Crosby, Malkin, Lidston, Zetterberg (man he’s good), Fleury, Osgood (man, whodathunk)… that’s what we want to see.


#5    Jeff Sullivan      (see all posts) 2008/05/29 (Thu) @ 16:36

We were thinking it would be funny if, after the ~6 minutes of continuous play, they reviewed the save and saw the puck cross the line, thereby negating all the action afterward. Couldn’t believe Fleury got his stick over there in time. Shades of Ryan Miller in Game 5 against Ottawa last May.

-----

Versus now is light years ahead of what it was, and what I feared it would continue to be. I’m still not a big fan of Joe Beninati saying “manpower advantage” ten times a game during the season, but the production is excellent, and they completely won me over when they started showing the CBC broadcast of playoff games. Like you said, they really do understand their market. It’s not big, but it’s demanding, and they’ve pulled through with flying colors.

-----

I wouldn’t go so far as to say that clutch-n-grab is “virtually gone from the game today” - I really couldn’t stomach a lot of the Western Conference games during the year for that very reason - but it’s definitely been reduced, and here in the finals it’s almost non-existent. Right now it’s all flow and all talent, and what do you know? It’s a lot more fun to watch. The passes. Oh, the passes.

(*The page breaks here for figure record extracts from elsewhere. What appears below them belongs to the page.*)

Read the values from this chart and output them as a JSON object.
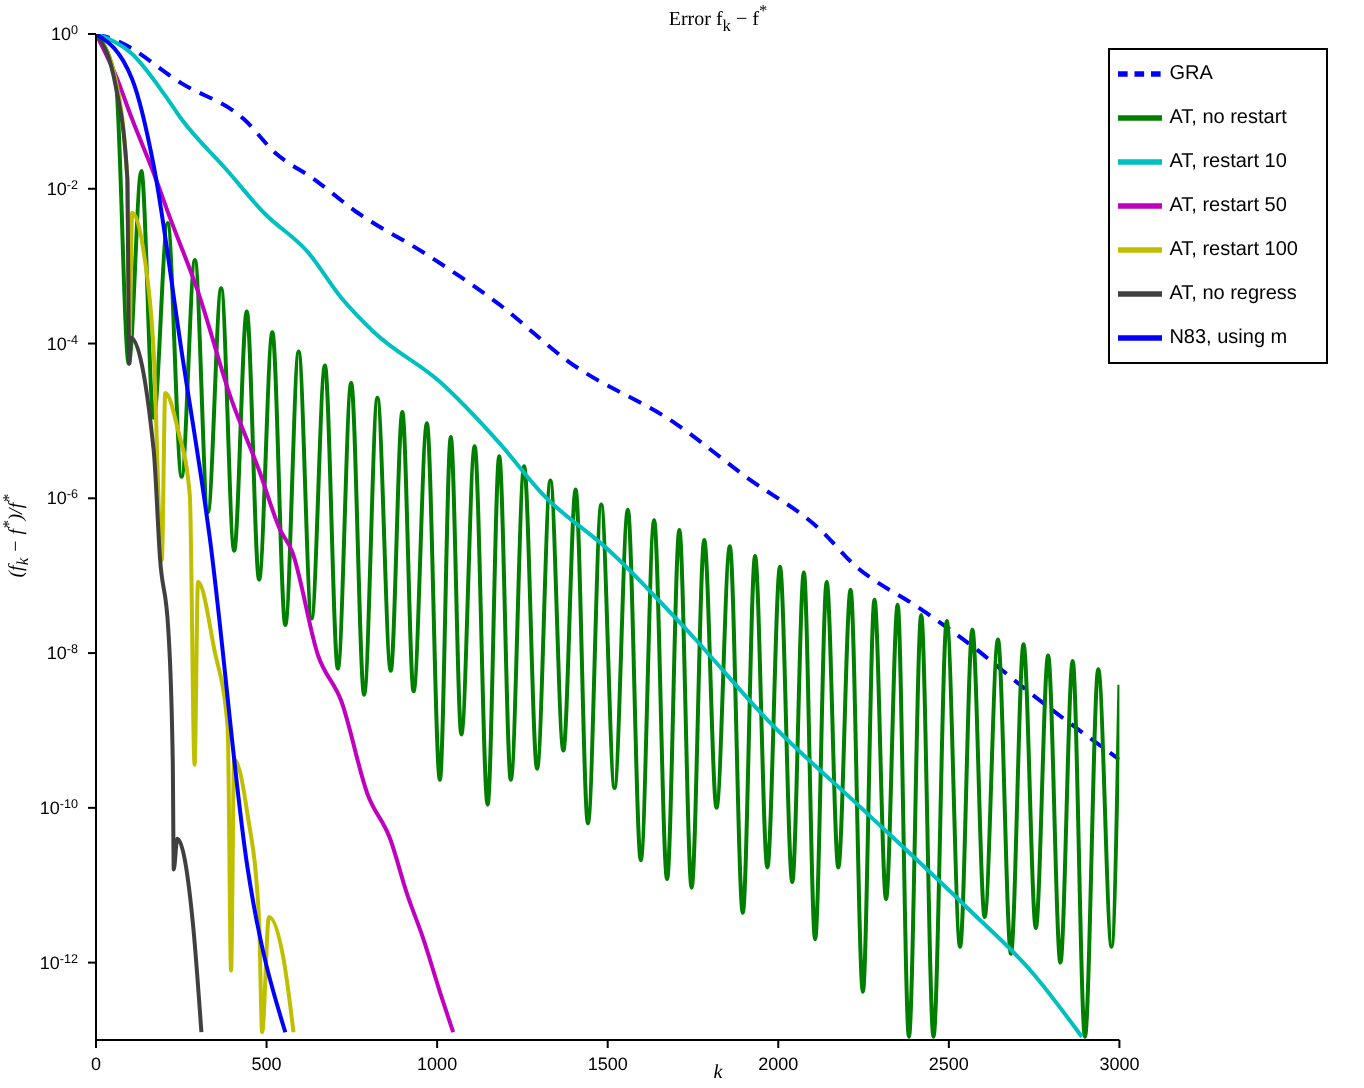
{
  "chart_data": {
    "type": "line",
    "title": "Error f$_{k}$ − f$^{*}$",
    "xlabel": "k",
    "ylabel": "(f$_{k}$ − f$^{*}$)/f$^{*}$",
    "log": "y",
    "grid": false,
    "legend": "top right",
    "marker": "none",
    "xlim": [
      0,
      3000
    ],
    "xticks": [
      0,
      500,
      1000,
      1500,
      2000,
      2500,
      3000
    ],
    "ylim": [
      1e-13,
      1
    ],
    "yticks": [
      {
        "value": 1,
        "label": "10$^{0}$"
      },
      {
        "value": 0.01,
        "label": "10$^{-2}$"
      },
      {
        "value": 0.0001,
        "label": "10$^{-4}$"
      },
      {
        "value": 1e-06,
        "label": "10$^{-6}$"
      },
      {
        "value": 1e-08,
        "label": "10$^{-8}$"
      },
      {
        "value": 1e-10,
        "label": "10$^{-10}$"
      },
      {
        "value": 1e-12,
        "label": "10$^{-12}$"
      }
    ],
    "series": [
      {
        "name": "GRA",
        "color": "#0000ff",
        "line_style": "dashed",
        "x": [
          0,
          58,
          251,
          434,
          526,
          637,
          767,
          960,
          1182,
          1384,
          1698,
          1905,
          2132,
          2214,
          2422,
          2552,
          2745,
          3000
        ],
        "values": [
          1,
          0.83,
          0.23,
          0.079,
          0.029,
          0.0135,
          0.0049,
          0.0015,
          0.00032,
          5.9e-05,
          9.3e-06,
          1.9e-06,
          3.6e-07,
          1.5e-07,
          3.6e-08,
          1.4e-08,
          2.9e-09,
          4.2e-10
        ]
      },
      {
        "name": "AT, no restart",
        "color": "#007f00",
        "x": [
          0,
          58,
          96,
          133,
          169,
          210,
          251,
          290,
          328,
          367,
          405,
          442,
          478,
          517,
          555,
          594,
          632,
          671,
          709,
          748,
          786,
          825,
          864,
          898,
          931,
          970,
          1008,
          1040,
          1071,
          1110,
          1148,
          1182,
          1216,
          1255,
          1293,
          1332,
          1370,
          1406,
          1442,
          1481,
          1520,
          1559,
          1597,
          1636,
          1674,
          1710,
          1746,
          1783,
          1819,
          1858,
          1896,
          1932,
          1968,
          2005,
          2041,
          2075,
          2108,
          2142,
          2176,
          2212,
          2248,
          2282,
          2316,
          2350,
          2383,
          2419,
          2455,
          2494,
          2533,
          2569,
          2605,
          2644,
          2682,
          2719,
          2755,
          2791,
          2827,
          2863,
          2899,
          2938,
          2977,
          3000
        ],
        "values": [
          1,
          0.25,
          5.5e-05,
          0.017,
          1.1e-05,
          0.0036,
          1.9e-06,
          0.0012,
          6.6e-07,
          0.00052,
          2.1e-07,
          0.00026,
          8.9e-08,
          0.00014,
          2.3e-08,
          7.9e-05,
          2.8e-08,
          5.2e-05,
          6.3e-09,
          3.1e-05,
          2.9e-09,
          2e-05,
          5.9e-09,
          1.3e-05,
          3.2e-09,
          9.3e-06,
          2.3e-10,
          6.2e-06,
          8.9e-10,
          4.7e-06,
          1.1e-10,
          3.5e-06,
          2.3e-10,
          2.6e-06,
          3.2e-10,
          1.7e-06,
          5.5e-10,
          1.3e-06,
          6.3e-11,
          8.3e-07,
          1.8e-10,
          7.1e-07,
          2.1e-11,
          5.2e-07,
          1.2e-11,
          3.9e-07,
          9.3e-12,
          2.9e-07,
          1e-10,
          2.4e-07,
          4.4e-12,
          1.8e-07,
          1.7e-11,
          1.3e-07,
          1.1e-11,
          1.1e-07,
          2e-12,
          8.3e-08,
          1.7e-11,
          6.6e-08,
          4.2e-13,
          4.9e-08,
          6.6e-12,
          4.2e-08,
          1.1e-13,
          3.1e-08,
          1.1e-13,
          2.6e-08,
          1.6e-12,
          2e-08,
          3.9e-12,
          1.5e-08,
          1.3e-12,
          1.3e-08,
          2.8e-12,
          9.3e-09,
          1e-12,
          7.9e-09,
          1.1e-13,
          6.2e-09,
          1.6e-12,
          3.9e-09
        ]
      },
      {
        "name": "AT, restart 10",
        "color": "#00bfbf",
        "x": [
          0,
          106,
          203,
          251,
          381,
          492,
          622,
          719,
          815,
          1008,
          1182,
          1312,
          1505,
          1746,
          1973,
          2243,
          2552,
          2745,
          2890
        ],
        "values": [
          1,
          0.55,
          0.16,
          0.079,
          0.018,
          0.0049,
          0.0015,
          0.00039,
          0.00014,
          3.2e-05,
          5.2e-06,
          1.1e-06,
          2.1e-07,
          1.7e-08,
          1.3e-09,
          1e-10,
          5.2e-12,
          7.4e-13,
          1.1e-13
        ]
      },
      {
        "name": "AT, restart 50",
        "color": "#bf00bf",
        "x": [
          0,
          58,
          106,
          169,
          217,
          299,
          395,
          478,
          540,
          574,
          651,
          719,
          796,
          863,
          911,
          960,
          1008,
          1047
        ],
        "values": [
          1,
          0.29,
          0.079,
          0.016,
          0.0042,
          0.00047,
          2e-05,
          2.3e-06,
          3.9e-07,
          2.1e-07,
          9.3e-09,
          2.4e-09,
          1.5e-10,
          3.9e-11,
          7.9e-12,
          2e-12,
          4.2e-13,
          1.26e-13
        ]
      },
      {
        "name": "AT, restart 100",
        "color": "#bfbf00",
        "x": [
          0,
          58,
          92,
          98,
          106,
          140,
          169,
          193,
          203,
          241,
          275,
          289,
          299,
          347,
          386,
          396,
          405,
          444,
          478,
          487,
          507,
          550,
          579
        ],
        "values": [
          1,
          0.25,
          0.0126,
          0.0001,
          0.0049,
          0.0015,
          7.9e-05,
          1.6e-07,
          2.3e-05,
          7.4e-06,
          1.1e-06,
          3.6e-10,
          8.3e-08,
          1.1e-08,
          1.1e-09,
          7.9e-13,
          4.2e-10,
          8.3e-11,
          3.6e-12,
          1.26e-13,
          3.9e-12,
          1.1e-12,
          1.26e-13
        ]
      },
      {
        "name": "AT, no regress",
        "color": "#404040",
        "x": [
          0,
          58,
          92,
          96,
          98,
          101,
          169,
          188,
          212,
          225,
          228,
          238,
          285,
          309
        ],
        "values": [
          1,
          0.21,
          0.0135,
          0.00013,
          5.5e-05,
          0.00012,
          4.2e-06,
          1.6e-07,
          2e-08,
          4e-10,
          1.6e-11,
          4e-11,
          2.9e-12,
          1.26e-13
        ]
      },
      {
        "name": "N83, using m",
        "color": "#0000ff",
        "x": [
          0,
          106,
          169,
          251,
          333,
          444,
          555
        ],
        "values": [
          1,
          0.26,
          0.02,
          7.9e-05,
          3.2e-07,
          1.7e-11,
          1.26e-13
        ]
      }
    ]
  }
}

#6    Tangotiger      (see all posts) 2008/05/29 (Thu) @ 16:58

Good point about the potential callback.  The most time I’ve seen on an actual callback was some 90 seconds, between the Devils and Rangers last year.  If you look at the PBP of that game, you’ll see they didn’t completely fix it, so you have 22 guys on the ice at some point (since the guys who actually played shouldn’t have been credited with playing because the clock was set back).  Calling back 6 minutes would have been… wow.

***

The clutch/grab I was refering mostly for the playoffs.  It’s a different game in the playoffs, as teams sit their goons. 

***

People may be surprised to learn that the goal review is done in the operations office in Toronto.  They are the ones who get the call, not like what the NFL does (making the ump huddle under that blanket).  There’s a handful of guys in there, so you are getting several camera angles and several people all looking at the goal, and they review every single one.

Some baseball fans are so scared of trying something new (I blame James Earl Jones).  If you were to create hockey from scratch, I don’t know that I’d be able to change many rules that would have much impact (I’d get rid of allowing the p.k. team in icing the puck) to the pace of the game or exposing the talented players from playing (I’d limit the number of goons/fights). 

In baseball, if starting from scratch, there’s alot of pace issues I’ve got.  A 9-inning game should be played in 2 hours, 2.5 tops.  I remember it was a big treat when I was a kid about seeing a double-header.  We’d look for those.  Now?  The idea of a double-header is nauseating.


#7          (see all posts) 2008/05/29 (Thu) @ 17:14

Funny you mention this.  I live in Boston, and Celtics fever is taking over.  They were in the midst of a crucial game 5 in the Eastern Finals, and I flipped to the hockey game with about 15:00 left in the third period.  Now I should say, I have played hockey all my life and normally do enjoy watching.

But that was insane.

I never went back to basketball, and just stuck with the hockey game.  I actually hit Record on my DVR around 10:00 (it preserves what you’ve watched so far as well) so that I could show it to my non-hockey-loving friends and show them how awesome the game is.  Unbelievable.

Closest thing to that action was a few years ago in college, when the national championship game was a 1-0 game late in the third, and the team that was ahead got two penalties in the final minutes, leading to a 90-second SIX-ON-THREE with the national championship on the line.  I would have paid $10,000 to play that shift.


#8    Jeff Sullivan      (see all posts) 2008/05/29 (Thu) @ 17:45

Incidentally, the goalie that lost that 1-0 national championship (Jimmy Howard) is currently a Red Wing. Of sorts.